Washington, Feb 20: Noting that India’s growth has slowed markedly and inflation remains stubbornly high, the International Monetary Fund has suggested broader structural reforms to revive growth and raising the long-term growth potential.
“The principal risk facing India is the inward spillover from global financial market volatility,” the IMF said in a report released Thursday after the annual Article IV Consultation with India to monitor its economic health.
“Protracted economic and financial volatility, triggered by advanced economies’ exit from unconventional monetary policies, a lengthy euro area growth slowdown, and higher oil prices are the main external risks,” it said.
Slow progress on structural reforms, high inflation, failure to ease supply constraints, and resorting to expansionary fiscal policy are key domestic downside risks, it said.
“On the upside, going beyond announced reforms or faster-than-envisaged legislative progress would lead to higher growth and reduce economic vulnerabilities,” IMF said.
Executive directors of the 188-member international institution also “commended the Indian authorities for their ability to maintain macroeconomic and financial stability amid a challenging macroeconomic landscape”.

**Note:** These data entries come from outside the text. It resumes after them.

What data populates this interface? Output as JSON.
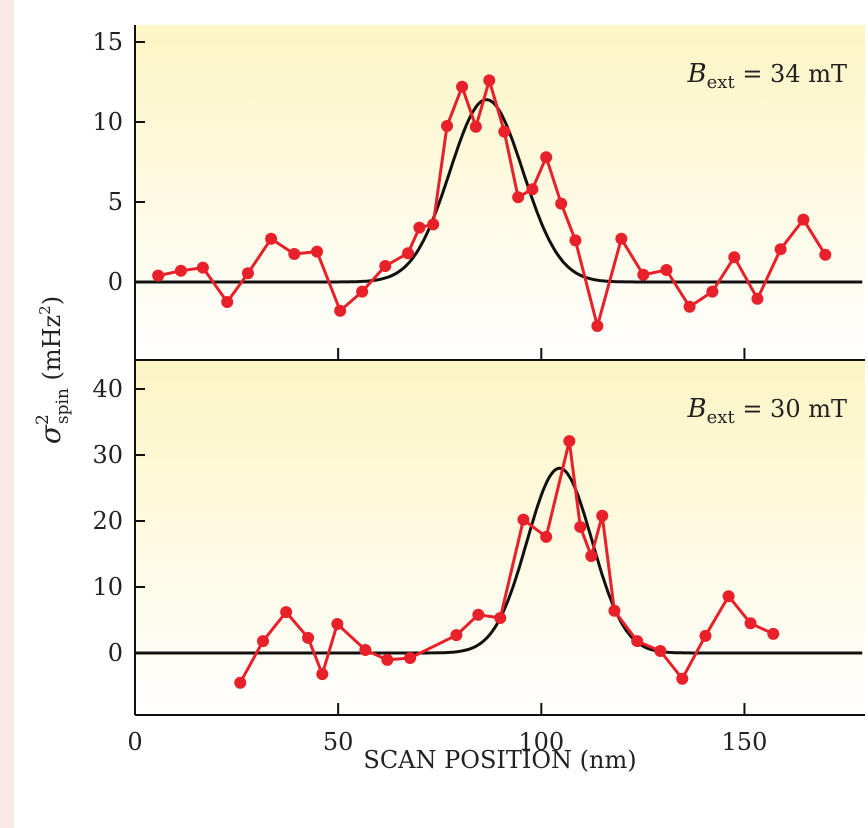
{
  "chart_data": [
    {
      "type": "line",
      "annotation": {
        "symbol": "B",
        "subscript": "ext",
        "text": " = 34 mT"
      },
      "ylabel": "σ²spin (mHz²)",
      "xlabel": "SCAN POSITION (nm)",
      "xlim": [
        0,
        180
      ],
      "ylim": [
        -5,
        16
      ],
      "yticks": [
        0,
        5,
        10,
        15
      ],
      "xticks": [
        0,
        50,
        100,
        150
      ],
      "grid": false,
      "colors": {
        "data": "#e8202a",
        "fit": "#111111",
        "background_top": "#fcf5c4"
      },
      "series": [
        {
          "type": "line+markers",
          "x": [
            5.7,
            11.3,
            16.7,
            22.7,
            27.8,
            33.5,
            39.2,
            44.8,
            50.5,
            55.9,
            61.6,
            67.2,
            70,
            73.4,
            76.8,
            80.5,
            83.9,
            87.2,
            90.9,
            94.3,
            97.8,
            101.2,
            104.9,
            108.4,
            113.8,
            119.7,
            125.1,
            130.8,
            136.5,
            142.1,
            147.5,
            153.2,
            158.9,
            164.5,
            169.9
          ],
          "y": [
            0.4,
            0.7,
            0.9,
            -1.25,
            0.55,
            2.7,
            1.75,
            1.9,
            -1.8,
            -0.6,
            1.0,
            1.8,
            3.4,
            3.6,
            9.75,
            12.2,
            9.7,
            12.6,
            9.4,
            5.3,
            5.8,
            7.8,
            4.9,
            2.6,
            -2.75,
            2.7,
            0.45,
            0.75,
            -1.55,
            -0.6,
            1.55,
            -1.05,
            2.05,
            3.9,
            1.7
          ]
        },
        {
          "type": "gaussian-fit",
          "amplitude": 11.4,
          "center": 86.5,
          "sigma": 9.0,
          "x_range": [
            0,
            180
          ]
        }
      ]
    },
    {
      "type": "line",
      "annotation": {
        "symbol": "B",
        "subscript": "ext",
        "text": " = 30 mT"
      },
      "xlim": [
        0,
        180
      ],
      "ylim": [
        -9,
        44
      ],
      "yticks": [
        0,
        10,
        20,
        30,
        40
      ],
      "xticks": [
        0,
        50,
        100,
        150
      ],
      "xticklabels": [
        "0",
        "50",
        "100",
        "150"
      ],
      "grid": false,
      "series": [
        {
          "type": "line+markers",
          "x": [
            25.9,
            31.5,
            37.2,
            42.6,
            46.1,
            49.8,
            56.7,
            62.1,
            67.7,
            79.1,
            84.5,
            89.9,
            95.6,
            101.2,
            106.9,
            109.6,
            112.3,
            115,
            118,
            123.6,
            129.3,
            134.7,
            140.4,
            146.1,
            151.5,
            157.1
          ],
          "y": [
            -4.5,
            1.8,
            6.2,
            2.3,
            -3.2,
            4.4,
            0.45,
            -1.05,
            -0.75,
            2.7,
            5.8,
            5.3,
            20.2,
            17.6,
            32.1,
            19.1,
            14.7,
            20.8,
            6.4,
            1.8,
            0.3,
            -3.9,
            2.6,
            8.6,
            4.5,
            2.9
          ]
        },
        {
          "type": "gaussian-fit",
          "amplitude": 28.0,
          "center": 104.5,
          "sigma": 8.0,
          "x_range": [
            0,
            180
          ]
        }
      ]
    }
  ],
  "labels": {
    "ylabel_sigma": "σ",
    "ylabel_sup": "2",
    "ylabel_sub": "spin",
    "ylabel_unit": " (mHz",
    "ylabel_unit_sup": "2",
    "ylabel_close": ")",
    "xlabel": "SCAN POSITION (nm)"
  }
}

The IMF directors welcomed “ongoing efforts, including recent policy initiatives, to reduce external vulnerabilities, rebuild buffers, and revive investment”.

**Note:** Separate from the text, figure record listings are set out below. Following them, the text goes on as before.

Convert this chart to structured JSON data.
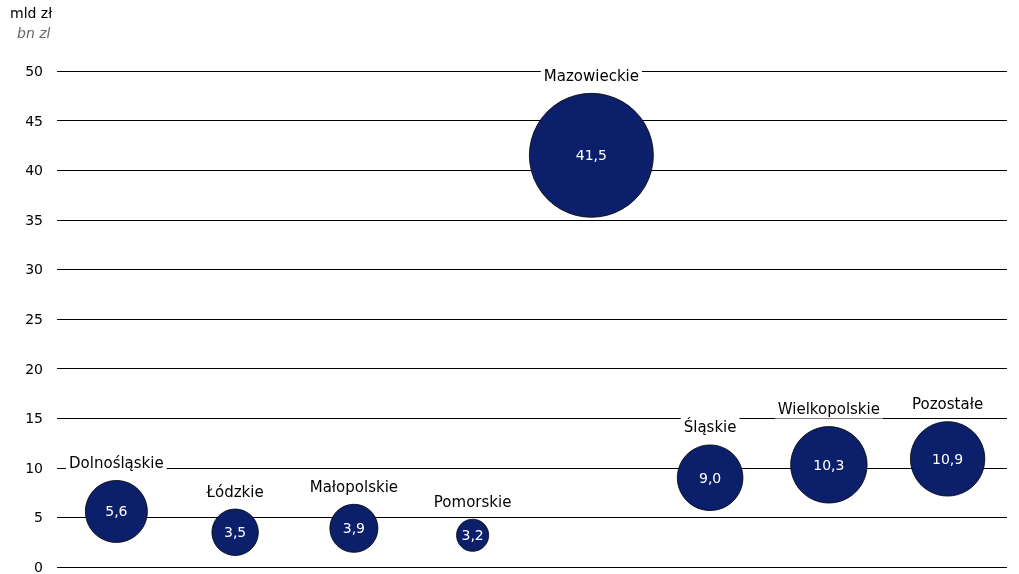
{
  "chart_data": {
    "type": "bubble",
    "ylabel": "mld zł",
    "annotations": [
      "bn zl"
    ],
    "categories": [
      "Dolnośląskie",
      "Łódzkie",
      "Małopolskie",
      "Pomorskie",
      "Mazowieckie",
      "Śląskie",
      "Wielkopolskie",
      "Pozostałe"
    ],
    "values": [
      5.6,
      3.5,
      3.9,
      3.2,
      41.5,
      9.0,
      10.3,
      10.9
    ],
    "sizes": [
      0.25,
      0.14,
      0.15,
      0.067,
      1,
      0.28,
      0.38,
      0.36
    ],
    "color": "#0c1f6b",
    "value_labels": [
      "5,6",
      "3,5",
      "3,9",
      "3,2",
      "41,5",
      "9,0",
      "10,3",
      "10,9"
    ],
    "ylim": [
      0,
      50
    ],
    "yticks": [
      0,
      5,
      10,
      15,
      20,
      25,
      30,
      35,
      40,
      45,
      50
    ],
    "grid": "y",
    "tick_labels": "y"
  }
}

They noted, however, that “growth has slowed markedly and inflation remains persistently high, while spillovers from global financial market volatility continue to pose a significant risk”.
Against this backdrop, IMF “underscored the need to rein in inflation, prudently consolidate the fiscal position, and accelerate structural reforms to address supply bottlenecks and promote sustainable and inclusive growth”.

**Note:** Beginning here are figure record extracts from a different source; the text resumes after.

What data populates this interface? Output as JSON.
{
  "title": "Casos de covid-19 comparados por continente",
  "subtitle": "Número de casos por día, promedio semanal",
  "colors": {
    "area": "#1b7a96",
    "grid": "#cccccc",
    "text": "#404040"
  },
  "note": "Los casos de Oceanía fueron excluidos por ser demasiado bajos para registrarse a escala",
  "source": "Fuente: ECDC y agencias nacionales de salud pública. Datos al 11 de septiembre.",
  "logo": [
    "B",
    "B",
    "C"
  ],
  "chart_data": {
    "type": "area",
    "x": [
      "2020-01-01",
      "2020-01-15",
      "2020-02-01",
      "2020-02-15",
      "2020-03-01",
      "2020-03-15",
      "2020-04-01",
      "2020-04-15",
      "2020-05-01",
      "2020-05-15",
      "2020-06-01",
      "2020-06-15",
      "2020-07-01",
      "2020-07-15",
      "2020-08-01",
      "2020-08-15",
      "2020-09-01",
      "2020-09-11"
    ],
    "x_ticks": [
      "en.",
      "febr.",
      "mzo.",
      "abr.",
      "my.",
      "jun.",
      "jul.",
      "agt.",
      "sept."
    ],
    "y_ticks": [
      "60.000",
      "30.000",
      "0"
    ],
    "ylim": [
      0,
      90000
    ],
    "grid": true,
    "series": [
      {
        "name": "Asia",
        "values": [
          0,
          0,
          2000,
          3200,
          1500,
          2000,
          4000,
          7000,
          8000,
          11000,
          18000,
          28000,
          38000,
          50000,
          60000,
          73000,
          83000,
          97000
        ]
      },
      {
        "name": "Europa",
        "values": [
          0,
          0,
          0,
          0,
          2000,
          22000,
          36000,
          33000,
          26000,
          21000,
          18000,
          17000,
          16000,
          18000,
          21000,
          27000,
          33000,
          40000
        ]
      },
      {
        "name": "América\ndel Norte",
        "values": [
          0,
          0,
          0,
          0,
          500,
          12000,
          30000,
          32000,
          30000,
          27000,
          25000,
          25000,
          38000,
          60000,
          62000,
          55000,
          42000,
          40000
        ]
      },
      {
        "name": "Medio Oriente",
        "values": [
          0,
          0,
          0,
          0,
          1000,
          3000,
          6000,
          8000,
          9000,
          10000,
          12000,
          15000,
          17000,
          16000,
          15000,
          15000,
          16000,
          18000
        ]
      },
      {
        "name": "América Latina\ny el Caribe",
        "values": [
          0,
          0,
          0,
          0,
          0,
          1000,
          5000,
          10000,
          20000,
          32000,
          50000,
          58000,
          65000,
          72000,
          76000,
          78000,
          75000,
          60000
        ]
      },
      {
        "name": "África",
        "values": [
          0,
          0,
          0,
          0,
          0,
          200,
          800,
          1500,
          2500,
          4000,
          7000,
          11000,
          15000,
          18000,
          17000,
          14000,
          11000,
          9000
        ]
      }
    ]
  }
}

IMF also supported the Reserve Bank of India’s policies of rupee flexibility and limited foreign exchange intervention.
IMF also welcomed the gradual, cautious move toward further external liberalisation and suggested that measures to facilitate foreign direct investment inflows and deepen domestic capital markets should continue to help reduce external vulnerabilities.
Given entrenched double-digit inflation expectations, IMF recommended that the authorities maintain the monetary policy stance appropriately tight, and stand ready to raise the policy rate further so as to bring down inflation to more sustainable levels.
Commending the Indian government’s commitment to fiscal consolidation, IMF emphasised on the need for a comprehensive package of measures, comprising both tax and subsidy reforms, to ensure the quality and sustainability of consolidation.
“Rationalising fuel and fertiliser subsidies and introducing the goods and services tax are essential to create fiscal space, while safeguarding priority capital spending and targeted social programmes, particularly health and education,” it said.
IMF stressed that reviving growth and raising the long-term growth potential require broader structural reforms to improve infrastructure, the business climate, and the pricing and allocation of natural resources.
It also saw as key priorities reforms aimed at boosting agricultural productivity and supporting formal job creation, by relaxing labour laws and addressing skills mismatches.
Welcoming recent measures to enhance supervision and increase bank provisioning, IMF said along with improving external conditions, positive policy steps taken by the authorities have improved market sentiment.
“While recent policy initiatives have reduced vulnerabilities, the policy space remains strictly circumscribed because of high deficits and debt, and elevated inflation,” it said.
Projecting India’s growth at 4.6 percent for fiscal year 2013-14, IMF said it should pick up to 5.4 percent in 2014-15 at factor cost.
“Stronger global growth, improving export competitiveness, a favourable monsoon, and a confidence boost from recent policy actions should deliver a modest growth rebound,” it said.
However, fiscal restraint and a tighter monetary stance would act as headwinds, slowing the recovery, IMF staff report said.